本論文主要研究經驗正交函數(empirical orthogonal functions)對非穩定空間相關函數的估計問題，我們假設資料在空間中不同的時間點重複蒐集，但採樣的地點可能是稀少、不規則分佈的。針對這樣的問題目前有兩種處理方法，一種方法是將空間隨機過程局限在一組給定函數所展開的空間中，另一種方法則先在密集格點上內插資料，再利用主成分分析法獲得經驗正交函數的估計。有別於這兩種方法，本論文提出兩個半母數空間模型，結合平滑樣條函數(smoothing splines)或迴歸樣條函數(regression splines)，以最大懲罰概似函數法，直接得到經驗正交函數的估計。我們以期望條件最大演算法(expectation conditional maximization algorithm)，同時獲得所有模型參數的估計值。模擬結果顯示我們所提出的方法無論對於平穩或是非平穩的空間隨機過程，其空間相關函數估計或空間預測準確度皆有良好的表現。此外我們也將所發展的方法應用於分析美國科羅拉多州的雨量資料，並進一步將空間模型擴展至時空模型，用以分析同時具有時間及空間相關性的資料。

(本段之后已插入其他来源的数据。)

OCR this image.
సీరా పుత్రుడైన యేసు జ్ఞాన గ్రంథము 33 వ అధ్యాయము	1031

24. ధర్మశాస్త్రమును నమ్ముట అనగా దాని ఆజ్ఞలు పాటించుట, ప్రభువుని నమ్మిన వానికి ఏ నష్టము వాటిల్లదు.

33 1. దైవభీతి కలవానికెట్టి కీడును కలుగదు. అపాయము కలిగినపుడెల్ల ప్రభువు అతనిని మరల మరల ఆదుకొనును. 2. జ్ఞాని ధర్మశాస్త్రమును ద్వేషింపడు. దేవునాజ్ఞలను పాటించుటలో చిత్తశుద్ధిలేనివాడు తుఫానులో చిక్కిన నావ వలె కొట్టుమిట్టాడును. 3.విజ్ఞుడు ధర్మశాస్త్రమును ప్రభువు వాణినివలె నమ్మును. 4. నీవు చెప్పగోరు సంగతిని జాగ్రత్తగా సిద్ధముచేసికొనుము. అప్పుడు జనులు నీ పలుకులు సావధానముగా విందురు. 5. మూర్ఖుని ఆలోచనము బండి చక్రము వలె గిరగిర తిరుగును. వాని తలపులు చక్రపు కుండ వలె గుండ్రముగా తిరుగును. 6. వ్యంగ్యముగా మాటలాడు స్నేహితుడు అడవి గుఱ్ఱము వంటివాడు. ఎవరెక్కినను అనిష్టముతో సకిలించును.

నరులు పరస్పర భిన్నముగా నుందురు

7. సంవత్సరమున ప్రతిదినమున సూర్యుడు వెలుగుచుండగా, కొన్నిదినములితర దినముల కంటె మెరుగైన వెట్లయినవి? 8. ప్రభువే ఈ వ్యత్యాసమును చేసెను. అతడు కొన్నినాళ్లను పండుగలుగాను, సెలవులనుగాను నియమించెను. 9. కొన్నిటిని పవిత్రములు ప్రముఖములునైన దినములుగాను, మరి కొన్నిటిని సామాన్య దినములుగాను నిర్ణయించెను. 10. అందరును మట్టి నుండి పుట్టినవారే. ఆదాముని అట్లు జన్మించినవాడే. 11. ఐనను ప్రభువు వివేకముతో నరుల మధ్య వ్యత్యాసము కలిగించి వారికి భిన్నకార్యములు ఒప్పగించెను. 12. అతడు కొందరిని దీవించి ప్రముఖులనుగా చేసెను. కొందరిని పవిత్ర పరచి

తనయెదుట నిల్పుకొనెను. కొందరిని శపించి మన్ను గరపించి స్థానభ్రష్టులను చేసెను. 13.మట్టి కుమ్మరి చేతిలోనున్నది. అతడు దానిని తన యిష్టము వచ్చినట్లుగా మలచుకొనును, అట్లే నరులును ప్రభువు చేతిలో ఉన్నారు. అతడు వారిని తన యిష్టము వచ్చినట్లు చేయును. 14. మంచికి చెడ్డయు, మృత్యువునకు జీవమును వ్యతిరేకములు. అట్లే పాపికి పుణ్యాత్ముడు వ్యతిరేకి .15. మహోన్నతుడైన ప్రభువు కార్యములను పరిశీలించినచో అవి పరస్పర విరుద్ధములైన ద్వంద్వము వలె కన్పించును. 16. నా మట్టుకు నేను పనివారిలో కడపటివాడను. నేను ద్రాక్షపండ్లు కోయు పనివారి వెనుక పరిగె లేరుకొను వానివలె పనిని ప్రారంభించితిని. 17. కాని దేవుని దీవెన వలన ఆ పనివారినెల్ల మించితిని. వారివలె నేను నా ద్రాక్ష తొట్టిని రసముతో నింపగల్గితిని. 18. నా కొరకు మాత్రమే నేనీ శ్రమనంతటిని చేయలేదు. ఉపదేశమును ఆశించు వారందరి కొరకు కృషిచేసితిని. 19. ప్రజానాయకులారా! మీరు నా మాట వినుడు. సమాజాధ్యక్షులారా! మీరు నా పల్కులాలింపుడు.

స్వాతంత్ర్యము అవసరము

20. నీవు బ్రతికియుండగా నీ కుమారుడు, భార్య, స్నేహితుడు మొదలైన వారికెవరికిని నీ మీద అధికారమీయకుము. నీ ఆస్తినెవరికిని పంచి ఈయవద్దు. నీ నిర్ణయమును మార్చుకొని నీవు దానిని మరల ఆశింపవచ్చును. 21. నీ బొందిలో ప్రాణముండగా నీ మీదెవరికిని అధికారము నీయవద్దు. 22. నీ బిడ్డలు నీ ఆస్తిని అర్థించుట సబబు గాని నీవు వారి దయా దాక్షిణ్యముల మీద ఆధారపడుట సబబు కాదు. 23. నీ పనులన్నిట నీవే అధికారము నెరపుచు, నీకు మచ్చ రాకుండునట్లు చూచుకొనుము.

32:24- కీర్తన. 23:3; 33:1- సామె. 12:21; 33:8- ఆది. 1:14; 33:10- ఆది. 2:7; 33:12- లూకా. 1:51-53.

This thesis considers nonstationary spatial covariance estimation using empirical orthogonal functions (EOFs) under the consideration that data may be observed only at some sparse, irregularly spaced locations with repeated measurements. Instead of obtaining EOFs by principal component analysis based on a class of pre-specified basis functions or a pre-smoothing step with data imputed on a regular grid, two semiparametric approaches are advocated for EOF estimation, which are based on smoothing splines and regression splines using penalized likelihood. An expectation-conditional-maximization algorithm is proposed to obtain the penalized maximum likelihood estimates of the mean and the covariance parameters simultaneously. Some simulation results show that the proposed methods perform well in both spatial prediction and covariance function estimation, regardless of whether the underlying spatial process is stationary or nonstationary. In addition, the methods are applied to analyze a precipitation dataset in Colorado. Some further extension to spatio-temporal models is also provided.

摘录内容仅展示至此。